Paul Pratt (25 November 1894 – 8 May 1967) was a Canadian clarinetist, pianist, conductor, music educator, composer, and public administrator. His compositional output includes marches, waltzes, a Fantaisie-Impromptu for band, and some works for solo piano.

==Life and career==
Pratt was a clarinetist in the Symphonie Dubois in 1916–1917 and in the Canadian Grenadier Guards Band from 1919 to 1939. He was the Montreal Orchestra's bass clarinetist from 1931 to 1941 and played the contrabass clarinet for the CSM orchestra from 1935 to 1946. He also played the clarinet in the Little Symphony of Montreal and the Van der Meerschen band in St-Lambert.
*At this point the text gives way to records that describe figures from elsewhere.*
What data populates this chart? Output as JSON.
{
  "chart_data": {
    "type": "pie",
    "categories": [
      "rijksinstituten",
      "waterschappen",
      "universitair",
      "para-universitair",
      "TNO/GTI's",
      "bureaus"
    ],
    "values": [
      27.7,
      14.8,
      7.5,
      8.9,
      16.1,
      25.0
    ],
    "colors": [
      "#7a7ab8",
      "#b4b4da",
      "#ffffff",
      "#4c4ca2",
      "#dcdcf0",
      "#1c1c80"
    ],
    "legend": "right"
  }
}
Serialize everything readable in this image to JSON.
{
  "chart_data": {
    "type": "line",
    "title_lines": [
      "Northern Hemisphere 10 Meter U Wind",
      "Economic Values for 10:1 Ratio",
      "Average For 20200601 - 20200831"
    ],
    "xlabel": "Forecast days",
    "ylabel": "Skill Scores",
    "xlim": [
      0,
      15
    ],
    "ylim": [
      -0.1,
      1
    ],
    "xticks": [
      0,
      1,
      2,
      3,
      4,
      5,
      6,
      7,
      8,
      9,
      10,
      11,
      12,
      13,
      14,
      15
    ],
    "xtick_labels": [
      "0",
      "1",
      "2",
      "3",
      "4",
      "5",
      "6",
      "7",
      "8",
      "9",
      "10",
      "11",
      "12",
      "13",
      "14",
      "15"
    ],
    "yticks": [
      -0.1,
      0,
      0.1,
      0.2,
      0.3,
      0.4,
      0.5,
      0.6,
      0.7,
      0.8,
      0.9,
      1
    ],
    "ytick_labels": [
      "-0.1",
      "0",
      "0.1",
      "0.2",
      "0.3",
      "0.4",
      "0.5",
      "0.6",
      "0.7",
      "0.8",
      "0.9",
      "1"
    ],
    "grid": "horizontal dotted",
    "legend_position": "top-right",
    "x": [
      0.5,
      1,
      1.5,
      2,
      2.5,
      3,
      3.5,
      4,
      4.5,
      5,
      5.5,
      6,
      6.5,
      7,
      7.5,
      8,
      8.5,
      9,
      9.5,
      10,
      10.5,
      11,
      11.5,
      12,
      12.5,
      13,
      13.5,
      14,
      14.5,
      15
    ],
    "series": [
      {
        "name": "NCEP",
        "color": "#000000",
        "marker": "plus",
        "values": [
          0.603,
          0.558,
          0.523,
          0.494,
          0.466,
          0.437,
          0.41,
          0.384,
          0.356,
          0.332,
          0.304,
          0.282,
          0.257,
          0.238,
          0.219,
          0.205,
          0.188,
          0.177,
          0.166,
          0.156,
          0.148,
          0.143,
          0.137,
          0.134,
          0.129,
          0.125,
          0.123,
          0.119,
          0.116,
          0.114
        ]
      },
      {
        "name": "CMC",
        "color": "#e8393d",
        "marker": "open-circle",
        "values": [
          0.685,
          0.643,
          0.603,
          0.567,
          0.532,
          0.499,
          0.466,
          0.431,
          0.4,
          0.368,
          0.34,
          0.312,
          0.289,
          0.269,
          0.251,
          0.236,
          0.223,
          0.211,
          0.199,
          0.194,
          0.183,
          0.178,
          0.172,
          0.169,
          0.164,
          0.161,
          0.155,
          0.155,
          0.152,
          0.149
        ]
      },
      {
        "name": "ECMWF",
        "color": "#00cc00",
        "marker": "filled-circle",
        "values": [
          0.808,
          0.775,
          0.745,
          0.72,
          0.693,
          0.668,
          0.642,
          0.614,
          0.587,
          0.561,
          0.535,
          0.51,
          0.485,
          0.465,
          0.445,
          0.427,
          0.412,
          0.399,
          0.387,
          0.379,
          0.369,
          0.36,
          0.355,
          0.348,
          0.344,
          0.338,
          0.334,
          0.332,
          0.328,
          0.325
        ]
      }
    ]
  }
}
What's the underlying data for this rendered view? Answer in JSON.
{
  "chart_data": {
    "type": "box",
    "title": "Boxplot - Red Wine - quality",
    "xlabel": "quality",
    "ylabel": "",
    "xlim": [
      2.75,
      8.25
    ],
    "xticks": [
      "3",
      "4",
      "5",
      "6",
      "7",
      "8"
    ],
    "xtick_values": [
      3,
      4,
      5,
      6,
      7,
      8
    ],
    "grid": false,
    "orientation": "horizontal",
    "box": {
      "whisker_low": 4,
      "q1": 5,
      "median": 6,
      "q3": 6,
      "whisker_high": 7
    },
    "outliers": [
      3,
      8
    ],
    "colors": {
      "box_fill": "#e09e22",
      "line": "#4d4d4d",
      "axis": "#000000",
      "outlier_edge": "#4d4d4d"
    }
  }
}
From 1950 to 1967 he was music director of the Metropolitan Concert Band of Montreal and from 1956 to 1957 he was president of the Canadian Band Association's Quebec and Ontario divisions. He also served for some years as the music director of the South Shore Band of Longueuil and the Gais Longueuillois Quartet.

In 1935 Pratt was elected the mayor of Longueuil. He enjoyed wide popularity in that post, and remained mayor for the next 31 years, stepping down in 1966. He was decorated twice while in office, once by George V the United Kingdom in 1935 and once by George VI of the United Kingdom in 1939, the latter for his activities in the War Campaign. He died in Longueuil in 1967 at the age of 72.